A political science degree, by its nature, leaves students with the best possible education on how to be a citizen of the world. Students learn not only about government and politics in the U.S. and abroad, they also learn critical thinking and reasoning skills that are helpful in almost any career field they choose. Students also learn how to conduct research, analyze trends and events, and write effectively; skills that are highly valued in many careers.
Political science at UNL offers courses in American politics, international relations, comparative politics, public policy, and political theory. Its two major strengths are in 1) biology, psychology, and politics--understanding the biological and psychological factors that affect people's political attitudes and behavior and 2) human rights and conflict--understanding how human rights and human security are affected by all of the factors that surround conflict and post-conflict situations.
With very few exceptions, students can do whatever they want with a degree in political science. A political science major provides a solid foundation for a well-rounded liberal arts education, which prepares students for a variety of jobs and post-baccalaureate education. Our majors pursue careers in a wide array of fields, including working in business, government, non-profits, and non-governmental organizations. Political science is the most popular major for pre-law students.

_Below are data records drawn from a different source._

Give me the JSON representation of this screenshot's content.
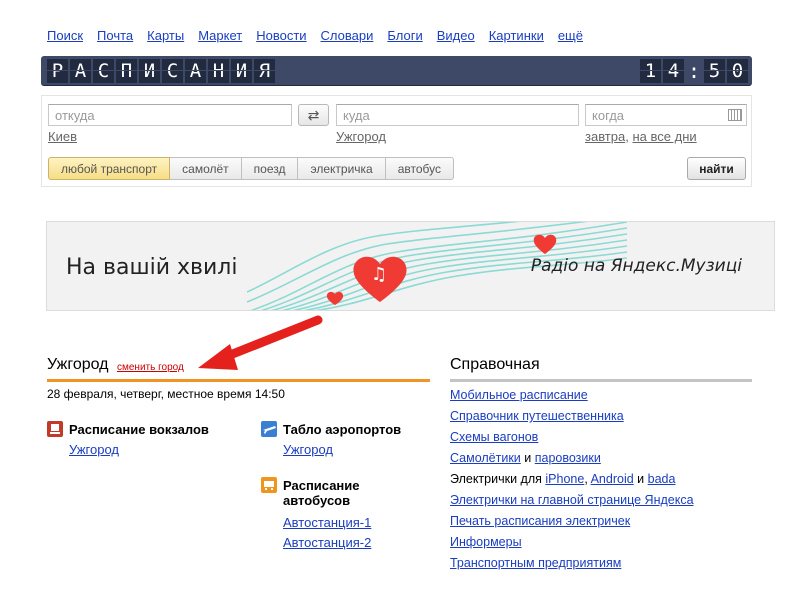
{
  "topnav": [
    "Поиск",
    "Почта",
    "Карты",
    "Маркет",
    "Новости",
    "Словари",
    "Блоги",
    "Видео",
    "Картинки",
    "ещё"
  ],
  "header": {
    "title_letters": [
      "Р",
      "А",
      "С",
      "П",
      "И",
      "С",
      "А",
      "Н",
      "И",
      "Я"
    ],
    "clock_hours": [
      "1",
      "4"
    ],
    "clock_minutes": [
      "5",
      "0"
    ],
    "clock_separator": ":"
  },
  "search": {
    "from_placeholder": "откуда",
    "to_placeholder": "куда",
    "date_placeholder": "когда",
    "swap_label": "⇄",
    "from_hint": "Киев",
    "to_hint": "Ужгород",
    "date_hint_1": "завтра",
    "date_hint_sep": ",",
    "date_hint_2": "на все дни",
    "transport": [
      "любой транспорт",
      "самолёт",
      "поезд",
      "электричка",
      "автобус"
    ],
    "find_label": "найти"
  },
  "banner": {
    "left_text": "На вашій хвилі",
    "right_text": "Радіо на Яндекс.Музиці"
  },
  "city": {
    "name": "Ужгород",
    "change_label": "сменить город",
    "dateline": "28 февраля, четверг, местное время 14:50"
  },
  "sections": {
    "rail": {
      "title": "Расписание вокзалов",
      "links": [
        "Ужгород"
      ]
    },
    "air": {
      "title": "Табло аэропортов",
      "links": [
        "Ужгород"
      ]
    },
    "bus": {
      "title_1": "Расписание",
      "title_2": "автобусов",
      "links": [
        "Автостанция-1",
        "Автостанция-2"
      ]
    }
  },
  "reference": {
    "title": "Справочная",
    "items": {
      "mobile": "Мобильное расписание",
      "traveler": "Справочник путешественника",
      "cars": "Схемы вагонов",
      "planes": "Самолётики",
      "and1": "и",
      "ships": "паровозики",
      "trains_for": "Электрички для",
      "iphone": "iPhone",
      "comma": ",",
      "android": "Android",
      "and2": "и",
      "bada": "bada",
      "trains_main": "Электрички на главной странице Яндекса",
      "print": "Печать расписания электричек",
      "informers": "Информеры",
      "companies": "Транспортным предприятиям"
    }
  },
  "colors": {
    "accent_orange": "#f39422",
    "link_blue": "#1a3dc1",
    "header_bg": "#3e4867",
    "arrow_red": "#e5211d"
  }
}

Political science at UNL boasts an extraordinary faculty who has won awards and accolades for both their teaching and their research and an extraordinary group of students who have won highly prestigious awards, including Truman and Boren scholarship as well as Fulbright Scholarships to study around the world. Our faculty is involved in cutting-edge research and has gained national and international recognition for their work in the areas of biology and politics and human rights and conflict. Many undergraduate students work with faculty on research through UNL's UCARE program. Our class sizes are much smaller than is the norm in Research I universities, and most courses are taught by full-time faculty members, enabling students to get to know their professors, and professors to get to know their students.